The Fed is forecasting the economy growing 2.2% this year, slightly above its potential, which the central bank estimates at around 2%.
While economic growth has slowed this year, fears that sectoral weakness could spread to the wider economy have not materialized as it continues to expand at a moderate pace with unemployment near a 50-year low and consumer spending, which accounts for roughly 70% of U.S. economic activity, still holding up.
That dissonance has left the committee increasingly divided.
Boston Fed’s Eric Rosengren and Kansas City Fed’s Esther George voted against October’s rate cut and since the meeting several other non-voting policymakers have said they were against the October decision.
“Many participants judged that an additional modest easing at this meeting was appropriate in light of persistent weakness in global growth and elevated uncertainty regarding trade developments,” the mins said.
By contrast, “some” policymakers were against the reduction, viewing the economic outlook as still favorable, inflation moving back to the Fed’s goal and “in light of lags in the transmission of monetary policy, preferred to take some time to assess the economic effects of…previous policy actions.”

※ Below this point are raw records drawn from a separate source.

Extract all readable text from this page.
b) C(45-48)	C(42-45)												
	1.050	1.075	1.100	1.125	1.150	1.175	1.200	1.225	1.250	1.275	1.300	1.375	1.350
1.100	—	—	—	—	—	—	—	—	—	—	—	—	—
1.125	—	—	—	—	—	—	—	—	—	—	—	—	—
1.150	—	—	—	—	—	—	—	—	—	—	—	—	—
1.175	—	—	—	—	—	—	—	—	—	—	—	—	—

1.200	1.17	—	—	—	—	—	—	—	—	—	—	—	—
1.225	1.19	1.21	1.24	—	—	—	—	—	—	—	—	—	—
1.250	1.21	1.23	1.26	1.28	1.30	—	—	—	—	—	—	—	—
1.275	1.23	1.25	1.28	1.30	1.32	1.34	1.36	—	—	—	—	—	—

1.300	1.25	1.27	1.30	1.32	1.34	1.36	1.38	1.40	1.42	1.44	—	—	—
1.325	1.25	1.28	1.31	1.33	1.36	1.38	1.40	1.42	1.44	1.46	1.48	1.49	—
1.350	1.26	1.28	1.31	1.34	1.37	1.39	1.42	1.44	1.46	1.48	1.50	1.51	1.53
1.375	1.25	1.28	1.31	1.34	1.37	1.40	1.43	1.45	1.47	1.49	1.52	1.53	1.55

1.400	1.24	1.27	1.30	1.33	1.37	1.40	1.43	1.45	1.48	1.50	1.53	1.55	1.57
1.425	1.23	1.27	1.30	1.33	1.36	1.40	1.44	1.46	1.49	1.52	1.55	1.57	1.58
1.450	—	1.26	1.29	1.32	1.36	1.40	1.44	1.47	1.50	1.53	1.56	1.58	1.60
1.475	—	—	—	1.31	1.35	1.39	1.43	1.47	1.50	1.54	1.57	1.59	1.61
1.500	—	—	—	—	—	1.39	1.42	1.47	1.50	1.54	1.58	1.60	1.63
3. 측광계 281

Regarding a standing repo facility, many policymakers said it “could serve as a useful backstop” to support the federal funds rate in the event of a shock, but also noted there may be little need for 1 once ample reserves have been established. No final decision was taken at the meeting.
The Fed has 1 more interest-rate setting meeting before the end of the year, on 10-11 December, but investors see the Fed keeping interest rates unchanged until at least mid-2020.